Patrick Hunter

No. 23, 27, 24
- Position: Cornerback

Personal information
- Born: October 24, 1964 (age 61) San Francisco, California, U.S.
- Listed height: 5 ft 11 in (1.80 m)
- Listed weight: 186 lb (84 kg)

Career information
- High school: South San Francisco (South San Francisco, California)
- College: Nevada
- NFL draft: 1986: 3rd round, 68th overall pick

Career history
- Seattle Seahawks (1986–1994); Arizona Cardinals (1995);

Career NFL statistics
- Tackles: 414
- Interceptions: 14
- Fumble recoveries: 5
- Stats at Pro Football Reference

= Patrick Hunter =

American football player (born 1964)

Patrick Edward Hunter (born October 24, 1964) is an American former professional football player who was a cornerback for 10 seasons with the Seattle Seahawks and the Arizona Cardinals from 1986 to 1995.
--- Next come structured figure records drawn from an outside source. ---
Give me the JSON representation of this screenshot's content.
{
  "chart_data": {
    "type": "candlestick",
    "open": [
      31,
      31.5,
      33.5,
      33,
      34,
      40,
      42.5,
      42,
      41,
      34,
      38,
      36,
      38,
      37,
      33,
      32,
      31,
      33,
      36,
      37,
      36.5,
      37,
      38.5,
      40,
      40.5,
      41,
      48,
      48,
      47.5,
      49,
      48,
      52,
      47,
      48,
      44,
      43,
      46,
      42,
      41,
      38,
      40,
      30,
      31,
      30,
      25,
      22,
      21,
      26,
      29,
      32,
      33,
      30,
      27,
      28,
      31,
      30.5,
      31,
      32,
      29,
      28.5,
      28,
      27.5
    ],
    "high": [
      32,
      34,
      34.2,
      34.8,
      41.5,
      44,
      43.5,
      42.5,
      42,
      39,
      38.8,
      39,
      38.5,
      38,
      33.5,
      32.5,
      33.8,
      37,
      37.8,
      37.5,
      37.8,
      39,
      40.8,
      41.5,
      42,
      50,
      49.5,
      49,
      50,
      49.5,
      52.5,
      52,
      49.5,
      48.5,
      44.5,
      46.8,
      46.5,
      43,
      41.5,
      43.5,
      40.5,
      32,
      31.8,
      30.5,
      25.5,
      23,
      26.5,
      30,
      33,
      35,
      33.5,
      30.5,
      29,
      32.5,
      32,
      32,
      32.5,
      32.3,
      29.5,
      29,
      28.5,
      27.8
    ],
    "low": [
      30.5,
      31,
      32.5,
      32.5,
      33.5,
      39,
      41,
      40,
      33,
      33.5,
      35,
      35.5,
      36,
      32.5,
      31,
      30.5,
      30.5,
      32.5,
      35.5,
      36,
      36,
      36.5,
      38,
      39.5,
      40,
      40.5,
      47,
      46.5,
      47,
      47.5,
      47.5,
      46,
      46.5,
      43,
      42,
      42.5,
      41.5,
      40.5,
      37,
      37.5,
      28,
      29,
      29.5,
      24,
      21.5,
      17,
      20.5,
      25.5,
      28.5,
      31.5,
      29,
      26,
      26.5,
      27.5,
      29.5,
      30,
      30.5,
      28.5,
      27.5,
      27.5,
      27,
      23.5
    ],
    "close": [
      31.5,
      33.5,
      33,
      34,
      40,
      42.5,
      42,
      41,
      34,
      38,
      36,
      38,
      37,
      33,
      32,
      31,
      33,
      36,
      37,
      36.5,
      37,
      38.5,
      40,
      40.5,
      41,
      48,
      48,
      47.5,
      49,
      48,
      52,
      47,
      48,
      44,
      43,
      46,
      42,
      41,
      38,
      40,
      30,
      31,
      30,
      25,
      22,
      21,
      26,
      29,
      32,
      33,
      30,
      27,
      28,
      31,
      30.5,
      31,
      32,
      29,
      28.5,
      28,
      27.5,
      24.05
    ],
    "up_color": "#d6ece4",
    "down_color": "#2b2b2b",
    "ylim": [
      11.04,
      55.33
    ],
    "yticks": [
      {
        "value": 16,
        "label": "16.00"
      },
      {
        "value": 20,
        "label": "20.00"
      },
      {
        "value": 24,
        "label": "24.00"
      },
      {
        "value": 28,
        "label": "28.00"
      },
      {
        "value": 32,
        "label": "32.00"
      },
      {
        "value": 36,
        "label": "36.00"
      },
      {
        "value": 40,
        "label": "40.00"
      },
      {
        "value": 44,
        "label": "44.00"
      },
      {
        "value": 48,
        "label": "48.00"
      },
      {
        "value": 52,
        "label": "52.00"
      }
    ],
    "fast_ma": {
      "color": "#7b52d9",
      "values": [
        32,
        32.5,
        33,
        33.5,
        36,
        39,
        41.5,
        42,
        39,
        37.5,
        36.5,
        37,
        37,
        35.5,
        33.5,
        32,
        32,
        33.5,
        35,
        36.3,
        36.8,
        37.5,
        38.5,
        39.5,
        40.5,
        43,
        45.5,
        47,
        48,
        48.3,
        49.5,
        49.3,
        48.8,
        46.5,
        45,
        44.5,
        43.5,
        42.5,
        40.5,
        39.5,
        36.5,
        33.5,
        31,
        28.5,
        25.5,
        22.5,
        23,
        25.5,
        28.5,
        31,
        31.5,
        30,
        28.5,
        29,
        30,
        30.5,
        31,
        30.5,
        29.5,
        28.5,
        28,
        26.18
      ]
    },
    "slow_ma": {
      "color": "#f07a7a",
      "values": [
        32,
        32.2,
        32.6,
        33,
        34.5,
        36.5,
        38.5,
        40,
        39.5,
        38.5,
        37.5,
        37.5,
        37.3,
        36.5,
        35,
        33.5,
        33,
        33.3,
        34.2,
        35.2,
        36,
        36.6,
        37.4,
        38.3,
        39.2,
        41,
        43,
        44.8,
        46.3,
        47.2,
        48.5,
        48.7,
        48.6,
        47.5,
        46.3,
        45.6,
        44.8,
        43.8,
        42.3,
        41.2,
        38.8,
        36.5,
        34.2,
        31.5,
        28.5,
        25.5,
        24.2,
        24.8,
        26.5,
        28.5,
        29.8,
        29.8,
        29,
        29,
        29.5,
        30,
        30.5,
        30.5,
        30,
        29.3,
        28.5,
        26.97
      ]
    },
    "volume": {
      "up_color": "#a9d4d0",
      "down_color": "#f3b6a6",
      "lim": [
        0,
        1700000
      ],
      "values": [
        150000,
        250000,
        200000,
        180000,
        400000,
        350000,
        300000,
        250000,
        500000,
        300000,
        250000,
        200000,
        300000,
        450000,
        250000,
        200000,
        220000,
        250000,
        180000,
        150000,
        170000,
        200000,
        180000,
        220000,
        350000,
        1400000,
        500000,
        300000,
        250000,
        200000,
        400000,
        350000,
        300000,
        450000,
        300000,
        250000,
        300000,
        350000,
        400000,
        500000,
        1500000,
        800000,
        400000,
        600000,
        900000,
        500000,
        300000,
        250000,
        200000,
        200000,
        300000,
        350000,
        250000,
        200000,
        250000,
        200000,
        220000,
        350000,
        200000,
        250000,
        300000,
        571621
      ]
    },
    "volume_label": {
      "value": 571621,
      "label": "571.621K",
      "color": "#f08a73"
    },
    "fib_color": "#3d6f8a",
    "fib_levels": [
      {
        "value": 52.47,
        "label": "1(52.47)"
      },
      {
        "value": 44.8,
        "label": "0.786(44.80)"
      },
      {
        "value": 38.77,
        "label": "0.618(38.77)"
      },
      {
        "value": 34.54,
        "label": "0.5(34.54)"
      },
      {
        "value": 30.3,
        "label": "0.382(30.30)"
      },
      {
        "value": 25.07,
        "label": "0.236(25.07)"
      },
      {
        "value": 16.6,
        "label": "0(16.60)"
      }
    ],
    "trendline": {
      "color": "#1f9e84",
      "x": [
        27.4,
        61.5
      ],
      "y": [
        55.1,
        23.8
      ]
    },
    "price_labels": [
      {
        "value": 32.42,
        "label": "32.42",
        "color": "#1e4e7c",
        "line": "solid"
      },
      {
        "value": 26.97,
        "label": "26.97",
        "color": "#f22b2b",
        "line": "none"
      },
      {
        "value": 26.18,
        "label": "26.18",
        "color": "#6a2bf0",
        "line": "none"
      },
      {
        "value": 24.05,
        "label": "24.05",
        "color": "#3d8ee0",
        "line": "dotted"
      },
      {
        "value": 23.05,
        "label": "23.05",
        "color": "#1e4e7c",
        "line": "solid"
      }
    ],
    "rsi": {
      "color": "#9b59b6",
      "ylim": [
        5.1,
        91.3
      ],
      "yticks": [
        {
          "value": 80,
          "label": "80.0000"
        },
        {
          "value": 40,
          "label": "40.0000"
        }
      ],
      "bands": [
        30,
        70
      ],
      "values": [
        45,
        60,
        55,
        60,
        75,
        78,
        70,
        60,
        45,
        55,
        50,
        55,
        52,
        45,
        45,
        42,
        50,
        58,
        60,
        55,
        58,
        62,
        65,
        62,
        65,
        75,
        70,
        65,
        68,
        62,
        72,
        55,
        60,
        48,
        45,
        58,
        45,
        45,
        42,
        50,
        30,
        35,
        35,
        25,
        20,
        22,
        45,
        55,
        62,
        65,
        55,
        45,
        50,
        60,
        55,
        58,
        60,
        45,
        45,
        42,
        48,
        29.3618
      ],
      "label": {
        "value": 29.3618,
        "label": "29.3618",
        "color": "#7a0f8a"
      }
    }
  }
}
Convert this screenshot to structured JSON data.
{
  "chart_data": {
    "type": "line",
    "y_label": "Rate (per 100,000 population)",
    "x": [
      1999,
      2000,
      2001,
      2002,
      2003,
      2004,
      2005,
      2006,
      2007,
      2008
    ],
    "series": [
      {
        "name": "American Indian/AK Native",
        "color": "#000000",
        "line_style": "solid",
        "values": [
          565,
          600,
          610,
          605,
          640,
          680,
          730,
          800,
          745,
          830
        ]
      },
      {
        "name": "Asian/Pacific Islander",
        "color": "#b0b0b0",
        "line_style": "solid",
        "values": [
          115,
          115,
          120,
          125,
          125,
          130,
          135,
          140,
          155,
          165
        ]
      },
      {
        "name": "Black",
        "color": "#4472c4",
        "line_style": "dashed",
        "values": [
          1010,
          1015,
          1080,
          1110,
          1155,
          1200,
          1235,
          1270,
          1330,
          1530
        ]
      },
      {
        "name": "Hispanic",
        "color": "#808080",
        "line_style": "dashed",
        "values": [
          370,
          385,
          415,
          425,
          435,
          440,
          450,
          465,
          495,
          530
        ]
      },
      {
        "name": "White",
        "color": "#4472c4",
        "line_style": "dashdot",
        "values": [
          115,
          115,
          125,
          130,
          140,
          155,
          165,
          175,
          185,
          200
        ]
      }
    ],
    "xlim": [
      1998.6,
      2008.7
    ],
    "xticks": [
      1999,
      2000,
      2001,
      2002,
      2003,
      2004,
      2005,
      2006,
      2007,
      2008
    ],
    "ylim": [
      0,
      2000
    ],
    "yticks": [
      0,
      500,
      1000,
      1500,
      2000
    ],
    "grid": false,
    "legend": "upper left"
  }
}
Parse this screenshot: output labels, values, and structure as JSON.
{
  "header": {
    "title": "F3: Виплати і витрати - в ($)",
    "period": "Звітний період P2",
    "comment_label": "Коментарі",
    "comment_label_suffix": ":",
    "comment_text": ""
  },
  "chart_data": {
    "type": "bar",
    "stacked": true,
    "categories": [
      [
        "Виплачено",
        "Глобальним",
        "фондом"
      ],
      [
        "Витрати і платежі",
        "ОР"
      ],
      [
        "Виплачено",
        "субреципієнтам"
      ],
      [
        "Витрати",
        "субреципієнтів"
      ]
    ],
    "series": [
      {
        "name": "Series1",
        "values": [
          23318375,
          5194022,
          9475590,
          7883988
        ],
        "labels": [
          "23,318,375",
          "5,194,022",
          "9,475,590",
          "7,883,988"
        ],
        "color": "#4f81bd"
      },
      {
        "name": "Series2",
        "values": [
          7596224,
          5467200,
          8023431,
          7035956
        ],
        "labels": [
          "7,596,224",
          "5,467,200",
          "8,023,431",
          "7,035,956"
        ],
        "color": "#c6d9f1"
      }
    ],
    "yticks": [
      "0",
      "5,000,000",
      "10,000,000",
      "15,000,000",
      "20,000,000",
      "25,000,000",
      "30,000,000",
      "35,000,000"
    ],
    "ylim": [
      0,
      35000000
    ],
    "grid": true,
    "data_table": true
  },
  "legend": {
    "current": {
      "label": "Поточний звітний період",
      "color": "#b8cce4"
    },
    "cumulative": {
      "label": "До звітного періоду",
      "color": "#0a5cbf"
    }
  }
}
Hunter grew up playing football for South San Francisco High School, then was recruited by Chris Ault as a four-year member of the University of Nevada, Reno Wolf Pack (1982–1985). He was awarded his letter all four years, and appeared in the NCAA Division 1AA national semi-finals after the 1983 and 1985 seasons.

Hunter was selected 68th overall by the Seahawks in the third round of the 1986 NFL draft. Over the course of his 10-year NFL career he played in 125 games (starting 104), logging 14 interceptions (returning one for a touchdown in 1991), 409 solo tackles, and 5 recovered fumbles.